SEC: Offshore issuers must disclose relationships to China-based operating companies
On July 30, SEC Chair Gary Gensler issued a statement instructing staff to seek certain disclosures from China-based operating companies and offshore issuers associated with such companies before their registration statements can be declared effective. Gensler explained that the Chinese government recently provided “new guidance to and placed restrictions on China-based companies raising capital offshore, including through associated offshore shell companies.” This is relevant to U.S. investors, Gensler stated, because a number of Chinese sectors restrict companies from having foreign ownership and prohibit them from listing on exchanges outside of China.
In order to bypass these restrictions, many China-based operating companies are structured as Variable Interest Entities (VIEs), where they establish an offshore shell company in another jurisdiction, such as the Cayman Islands, to issue stock to public shareholders, Gensler said.
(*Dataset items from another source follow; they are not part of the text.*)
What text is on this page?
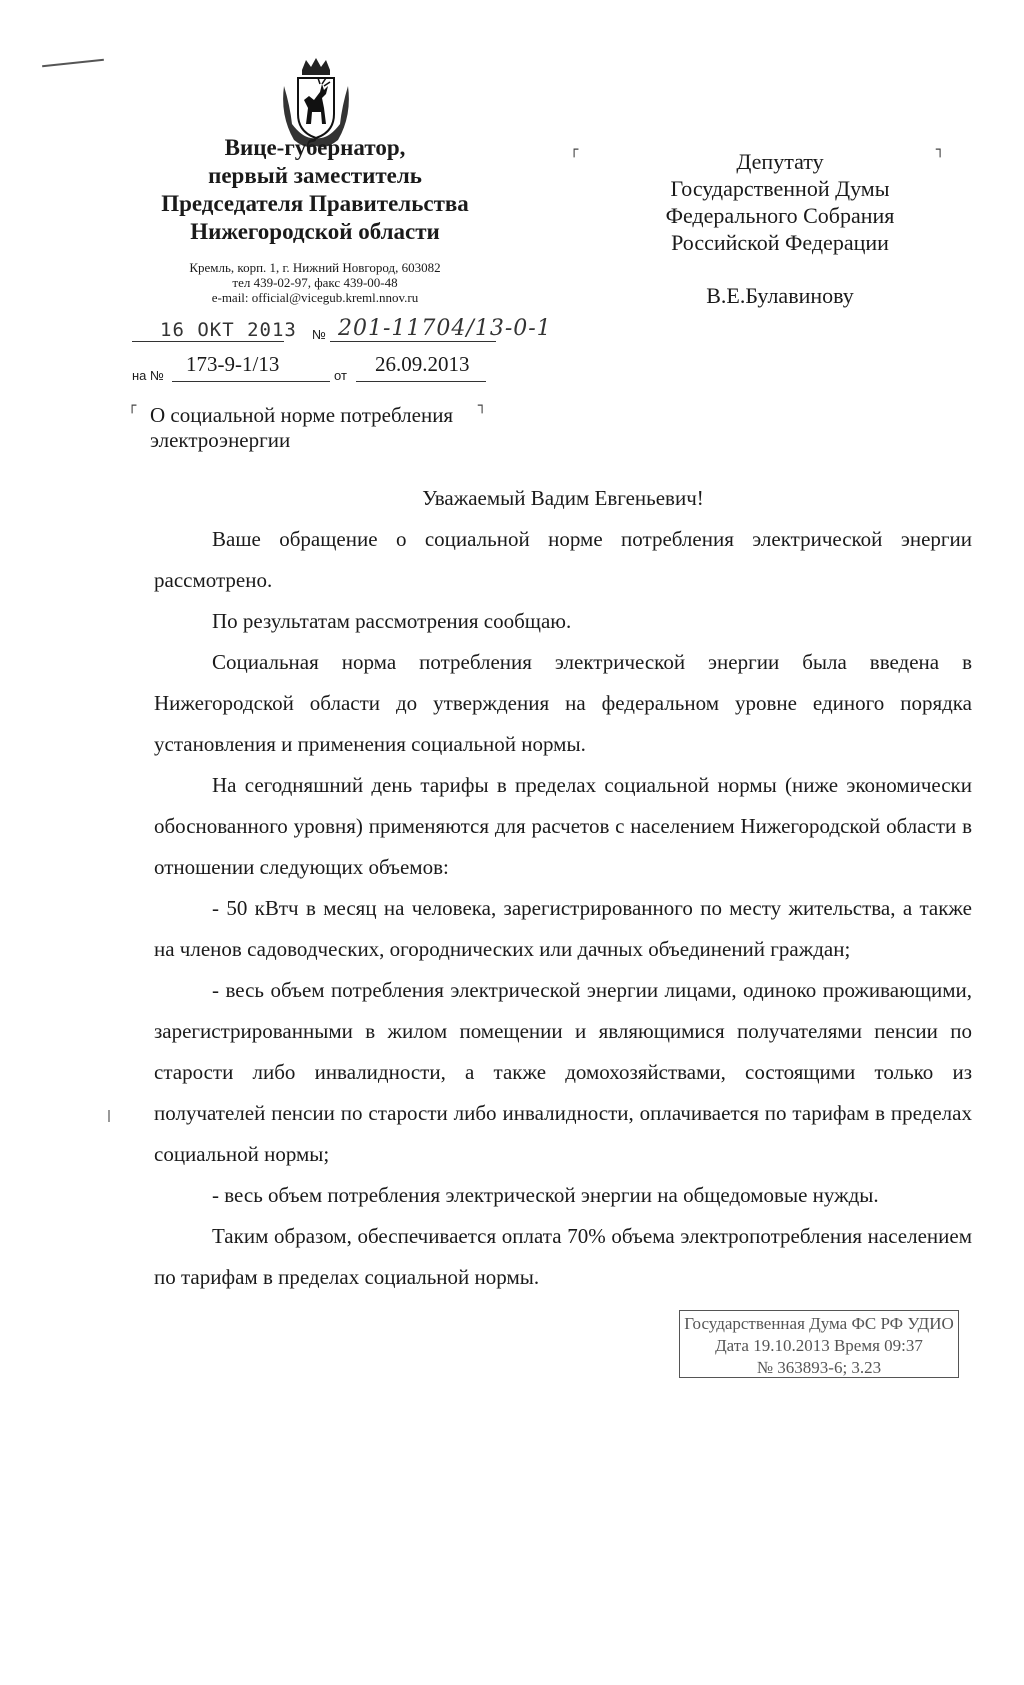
Вице-губернатор,
первый заместитель
Председателя Правительства
Нижегородской области
Кремль, корп. 1, г. Нижний Новгород, 603082
тел 439-02-97, факс 439-00-48
e-mail: official@vicegub.kreml.nnov.ru
┌	┐
Депутату
Государственной Думы
Федерального Собрания
Российской Федерации
В.Е.Булавинову
16 ОКТ 2013 № 201-11704/13-0-1
на № 173-9-1/13	от 26.09.2013
┌	┐
О социальной норме потребления
электроэнергии

Уважаемый Вадим Евгеньевич!

Ваше обращение о социальной норме потребления электрической энергии рассмотрено.

По результатам рассмотрения сообщаю.

Социальная норма потребления электрической энергии была введена в Нижегородской области до утверждения на федеральном уровне единого порядка установления и применения социальной нормы.

На сегодняшний день тарифы в пределах социальной нормы (ниже экономически обоснованного уровня) применяются для расчетов с населением Нижегородской области в отношении следующих объемов:

- 50 кВтч в месяц на человека, зарегистрированного по месту жительства, а также на членов садоводческих, огороднических или дачных объединений граждан;

- весь объем потребления электрической энергии лицами, одиноко проживающими, зарегистрированными в жилом помещении и являющимися получателями пенсии по старости либо инвалидности, а также домохозяйствами, состоящими только из получателей пенсии по старости либо инвалидности, оплачивается по тарифам в пределах социальной нормы;

- весь объем потребления электрической энергии на общедомовые нужды.

Таким образом, обеспечивается оплата 70% объема электропотребления населением по тарифам в пределах социальной нормы.

Государственная Дума ФС РФ УДИО
Дата 19.10.2013 Время 09:37
№ 363893-6; 3.23
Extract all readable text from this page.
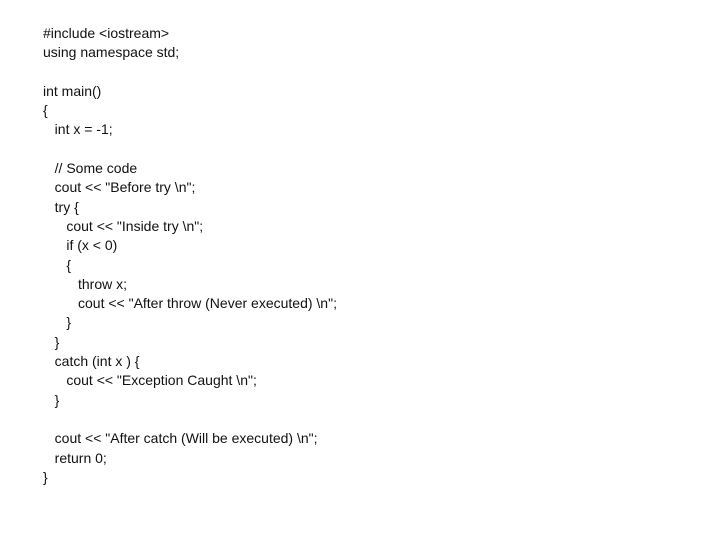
#include <iostream>
using namespace std;
int main()
{
int x = -1;
// Some code
cout << "Before try \n";
try {
cout << "Inside try \n";
if (x < 0)
{
throw x;
cout << "After throw (Never executed) \n";
}
}
catch (int x ) {
cout << "Exception Caught \n";
}
cout << "After catch (Will be executed) \n";
return 0;
}
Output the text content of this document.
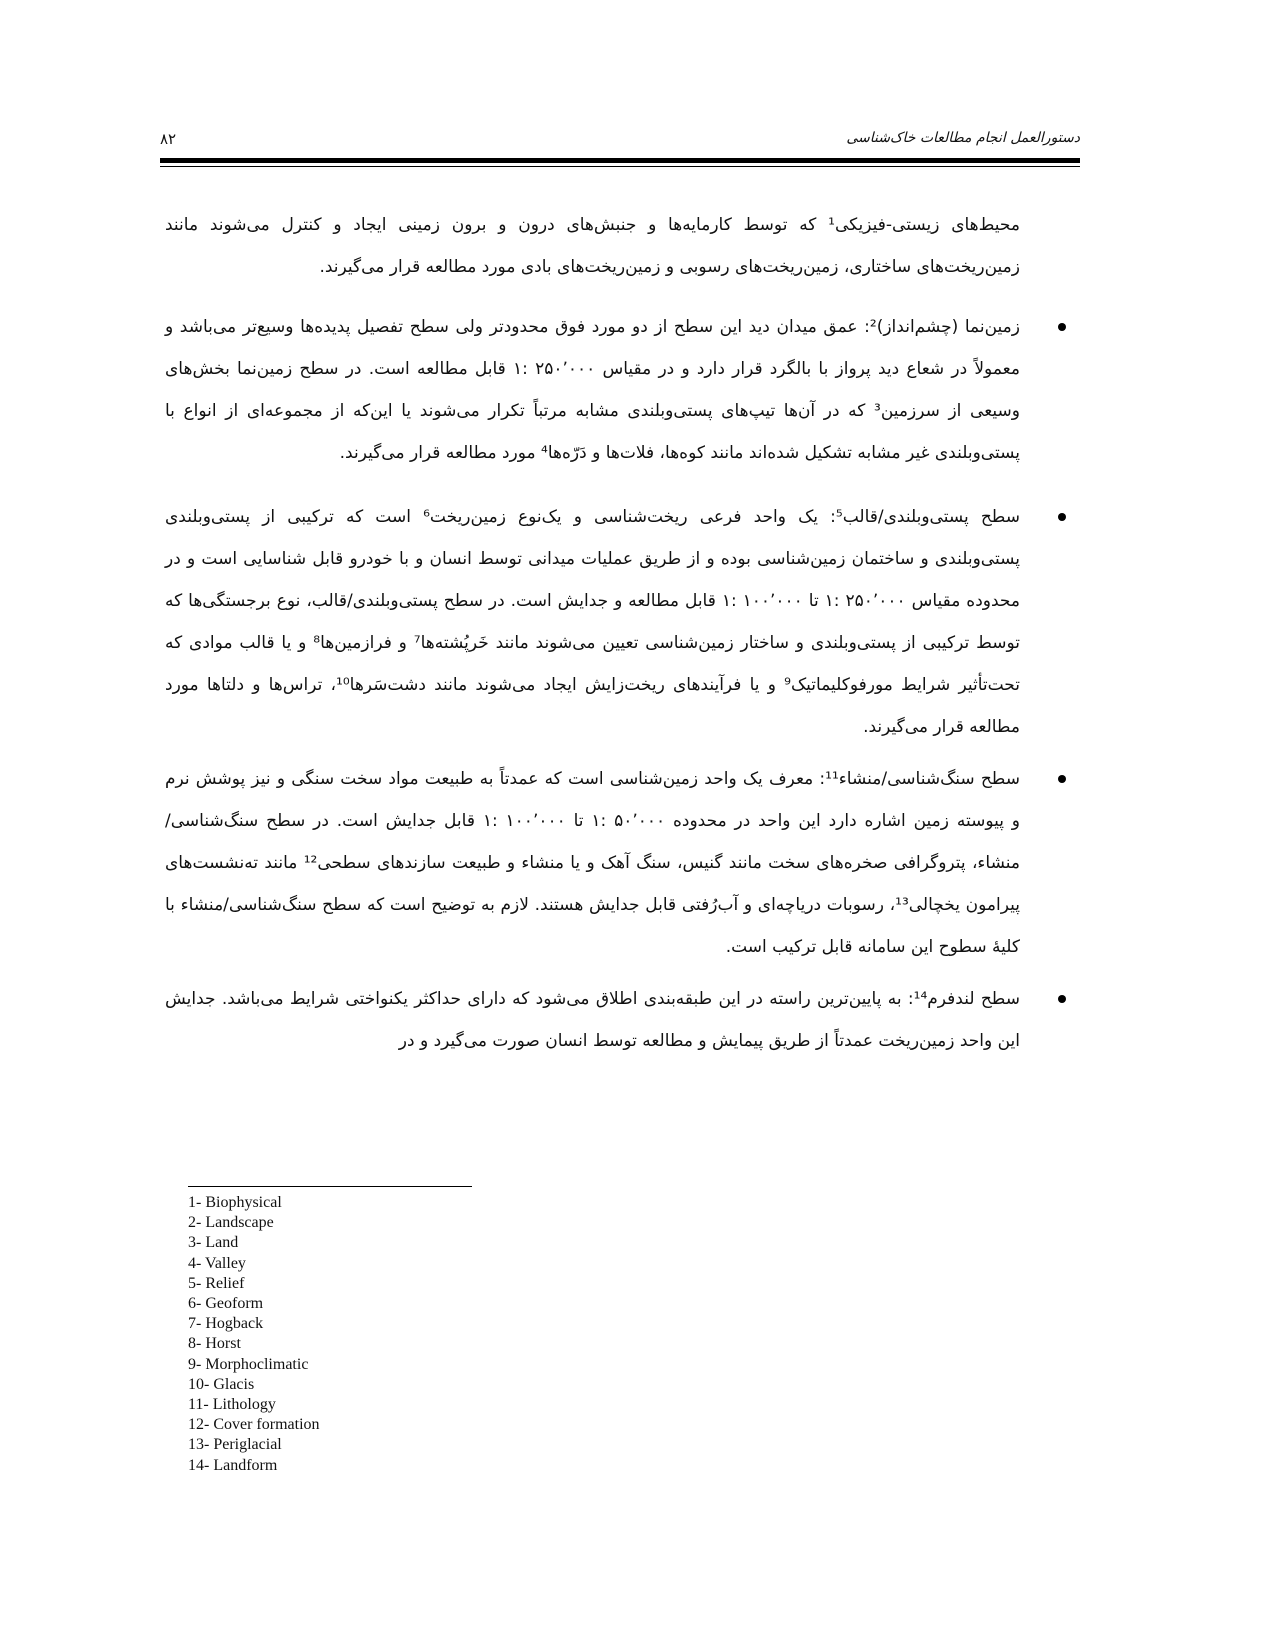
۸۲	دستورالعمل انجام مطالعات خاک‌شناسی

محیط‌های زیستی-فیزیکی¹ که توسط کارمایه‌ها و جنبش‌های درون و برون زمینی ایجاد و کنترل می‌شوند مانند زمین‌ریخت‌های ساختاری، زمین‌ریخت‌های رسوبی و زمین‌ریخت‌های بادی مورد مطالعه قرار می‌گیرند.

زمین‌نما (چشم‌انداز)²: عمق میدان دید این سطح از دو مورد فوق محدودتر ولی سطح تفصیل پدیده‌ها وسیع‌تر می‌باشد و معمولاً در شعاع دید پرواز با بالگرد قرار دارد و در مقیاس ۲۵۰٬۰۰۰ :۱ قابل مطالعه است. در سطح زمین‌نما بخش‌های وسیعی از سرزمین³ که در آن‌ها تیپ‌های پستی‌وبلندی مشابه مرتباً تکرار می‌شوند یا این‌که از مجموعه‌ای از انواع با پستی‌وبلندی غیر مشابه تشکیل شده‌اند مانند کوه‌ها، فلات‌ها و دَرّه‌ها⁴ مورد مطالعه قرار می‌گیرند.
سطح پستی‌وبلندی/قالب⁵: یک واحد فرعی ریخت‌شناسی و یک‌نوع زمین‌ریخت⁶ است که ترکیبی از پستی‌وبلندی پستی‌وبلندی و ساختمان زمین‌شناسی بوده و از طریق عملیات میدانی توسط انسان و با خودرو قابل شناسایی است و در محدوده مقیاس ۲۵۰٬۰۰۰ :۱ تا ۱۰۰٬۰۰۰ :۱ قابل مطالعه و جدایش است. در سطح پستی‌وبلندی/قالب، نوع برجستگی‌ها که توسط ترکیبی از پستی‌وبلندی و ساختار زمین‌شناسی تعیین می‌شوند مانند خَرپُشته‌ها⁷ و فرازمین‌ها⁸ و یا قالب موادی که تحت‌تأثیر شرایط مورفوکلیماتیک⁹ و یا فرآیندهای ریخت‌زایش ایجاد می‌شوند مانند دشت‌سَرها¹⁰، تراس‌ها و دلتاها مورد مطالعه قرار می‌گیرند.
سطح سنگ‌شناسی/منشاء¹¹: معرف یک واحد زمین‌شناسی است که عمدتاً به طبیعت مواد سخت سنگی و نیز پوشش نرم و پیوسته زمین اشاره دارد این واحد در محدوده ۵۰٬۰۰۰ :۱ تا ۱۰۰٬۰۰۰ :۱ قابل جدایش است. در سطح سنگ‌شناسی/منشاء، پتروگرافی صخره‌های سخت مانند گنیس، سنگ آهک و یا منشاء و طبیعت سازندهای سطحی¹² مانند ته‌نشست‌های پیرامون یخچالی¹³، رسوبات دریاچه‌ای و آب‌رُفتی قابل جدایش هستند. لازم به توضیح است که سطح سنگ‌شناسی/منشاء با کلیهٔ سطوح این سامانه قابل ترکیب است.
سطح لندفرم¹⁴: به پایین‌ترین راسته در این طبقه‌بندی اطلاق می‌شود که دارای حداکثر یکنواختی شرایط می‌باشد. جدایش این واحد زمین‌ریخت عمدتاً از طریق پیمایش و مطالعه توسط انسان صورت می‌گیرد و در
1- Biophysical
2- Landscape
3- Land
4- Valley
5- Relief
6- Geoform
7- Hogback
8- Horst
9- Morphoclimatic
10- Glacis
11- Lithology
12- Cover formation
13- Periglacial
14- Landform
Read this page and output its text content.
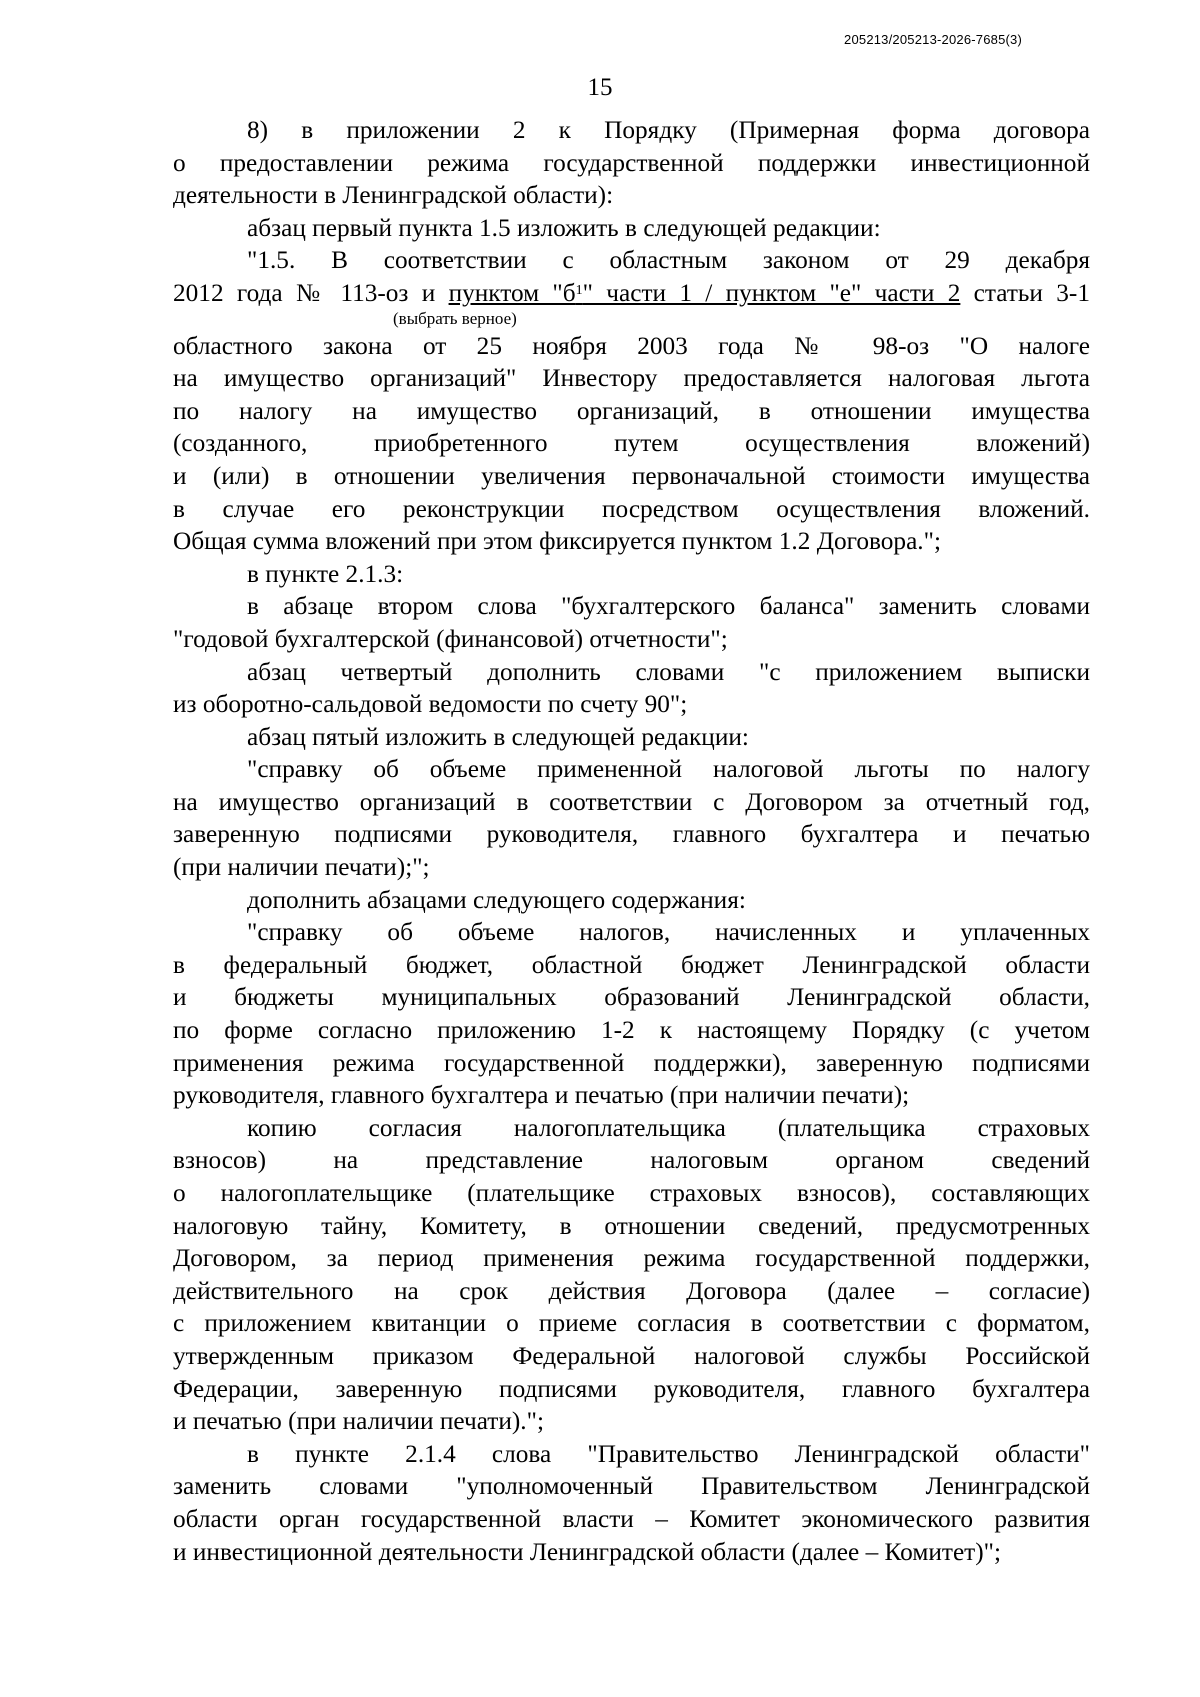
205213/205213-2026-7685(3)
15
8) в приложении 2 к Порядку (Примерная форма договора
о предоставлении режима государственной поддержки инвестиционной
деятельности в Ленинградской области):
абзац первый пункта 1.5 изложить в следующей редакции:
"1.5. В соответствии с областным законом от 29 декабря
2012 года № 113-оз и пунктом "$б^1$" части 1 / пунктом "е" части 2 статьи 3-1
(выбрать верное)
областного закона от 25 ноября 2003 года № 98-оз "О налоге
на имущество организаций" Инвестору предоставляется налоговая льгота
по налогу на имущество организаций, в отношении имущества
(созданного, приобретенного путем осуществления вложений)
и (или) в отношении увеличения первоначальной стоимости имущества
в случае его реконструкции посредством осуществления вложений.
Общая сумма вложений при этом фиксируется пунктом 1.2 Договора.";
в пункте 2.1.3:
в абзаце втором слова "бухгалтерского баланса" заменить словами
"годовой бухгалтерской (финансовой) отчетности";
абзац четвертый дополнить словами "с приложением выписки
из оборотно-сальдовой ведомости по счету 90";
абзац пятый изложить в следующей редакции:
"справку об объеме примененной налоговой льготы по налогу
на имущество организаций в соответствии с Договором за отчетный год,
заверенную подписями руководителя, главного бухгалтера и печатью
(при наличии печати);";
дополнить абзацами следующего содержания:
"справку об объеме налогов, начисленных и уплаченных
в федеральный бюджет, областной бюджет Ленинградской области
и бюджеты муниципальных образований Ленинградской области,
по форме согласно приложению 1-2 к настоящему Порядку (с учетом
применения режима государственной поддержки), заверенную подписями
руководителя, главного бухгалтера и печатью (при наличии печати);
копию согласия налогоплательщика (плательщика страховых
взносов) на представление налоговым органом сведений
о налогоплательщике (плательщике страховых взносов), составляющих
налоговую тайну, Комитету, в отношении сведений, предусмотренных
Договором, за период применения режима государственной поддержки,
действительного на срок действия Договора (далее – согласие)
с приложением квитанции о приеме согласия в соответствии с форматом,
утвержденным приказом Федеральной налоговой службы Российской
Федерации, заверенную подписями руководителя, главного бухгалтера
и печатью (при наличии печати).";
в пункте 2.1.4 слова "Правительство Ленинградской области"
заменить словами "уполномоченный Правительством Ленинградской
области орган государственной власти – Комитет экономического развития
и инвестиционной деятельности Ленинградской области (далее – Комитет)";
He expressed concerns that the average U.S. investor “may not realize that they hold stock in a shell company rather than a China-based operating company,” where the investors’ “exposure” to the Chinese company is derived only through a series of contracts between the shell and the operating company, with neither the investor nor the shell company holding any equity in the Chinese company itself.
In light of the overall risks associated with the China-based VIE structure, Gensler asked staff to ensure that offshore issuers associated with China-based operating companies prominently and clearly disclose (i) that investors are buying shares of a shell company issuer; (ii) that “investors face uncertainty about future actions by the government of China that could significantly affect the operating company’s financial performance and the enforceability of the contractual arrangements”; and (iii) the financial relationship between the VIE and the issuer. In addition, for all China-based operating companies seeking to register securities with the SEC (either directly or through a shell company), Gensler asked staff to ensure these companies disclose, among other things, whether the company and the issuer received permission from Chinese authorities to be listed on U.S. exchanges, as well as the risk that an approval could be denied or rescinded. Gensler further noted that China-based operating companies may be delisted in the future if the Public Company Accounting Oversight Board is unable to inspect an issuer’s public accounting firm within three years, as required by the Holding Foreign Companies Accountable Act.